Yash Tiwari
Not Helpful

Women make up 70 percent of the health and social care workforce as nurses, midwives, and community health workers. Health care was one of the slowest sectors to integrate women into leadership, but it’s finally catching up to many other industries. However, hospitals and health systems are still struggling to promote women into leadership roles. There are several obstacles, including investment in leadership and placements for women which would scrutinize and we can be recognized as being a significant role in filling the gender gap role at the level of leadership.

Some barriers prevent women from entering the field of healthcare towards promotion, medical leadership, and related domains, which in turn leads to the under-representation of women as medical leaders. Women are still underrepresented in leadership positions in health professions and health care is not yet seen as a truly female-friendly career. There is a need to look into these statistics and make women understand that the medical profession is their first choice and for this, we have to remove some constrictions like biasness in mindsets of people and gender-biased rules. There is no doubt that the women over here are getting into every walk of life these days, but this trend has failed to trickle down in the medical arena where women still are to face all kinds of barriers from male-dominant societies and cultures.

There have been many cases of people dying or affected by this Ebola virus. Everyone in the world has been warned to be careful, but some people do not care at all. Especially in Africa, many women are fighting for their lives against the virus and they are showing a lot of courage, even if they get infected they continue to help injured ones till they die. Yet, women have been recognized locally and internationally as practitioners of traditional medicine who are known to utilize herbal plants for healing purposes. Traditional healers, and of course the women involved in such activities, have much to offer in combating the spread of diseases like Ebola and COVID-19.

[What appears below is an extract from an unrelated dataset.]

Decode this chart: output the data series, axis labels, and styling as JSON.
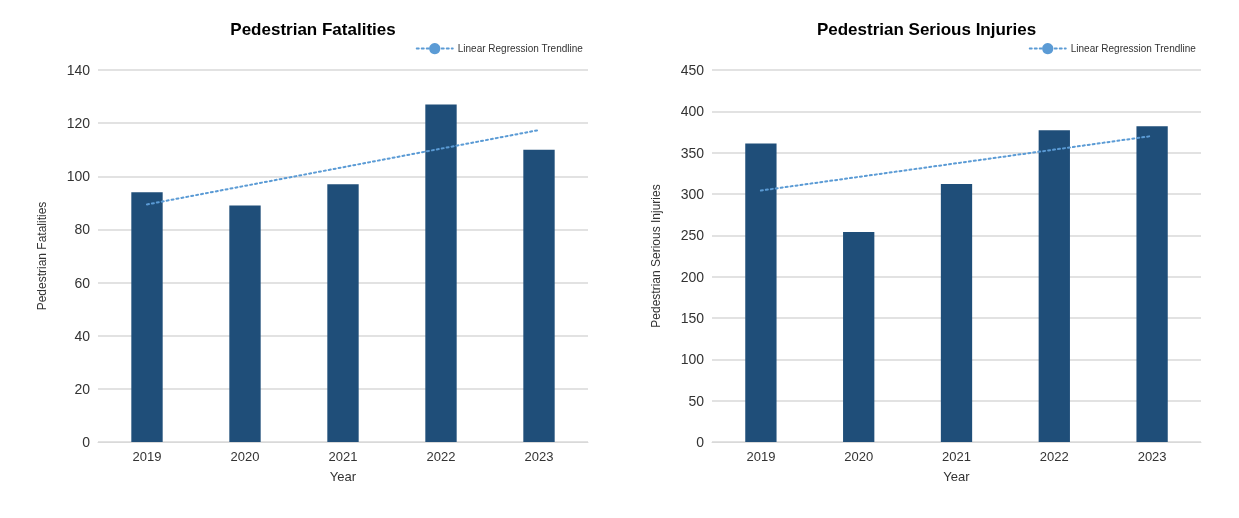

Women should not have to fight for health share, they should be in proportion. This is an ongoing pandemic with continuous short and long-term damage. There may be a permanent loss of time where the damage is done cannot be recovered. Hesitating any further to act is irresponsible. Women are in distinct shortage at health leadership roles in health. The consequences are evident in many sectors of the world. The underrepresentation of women has actually led to the pandemic which we are currently going through with far-reaching consequences for global health systems.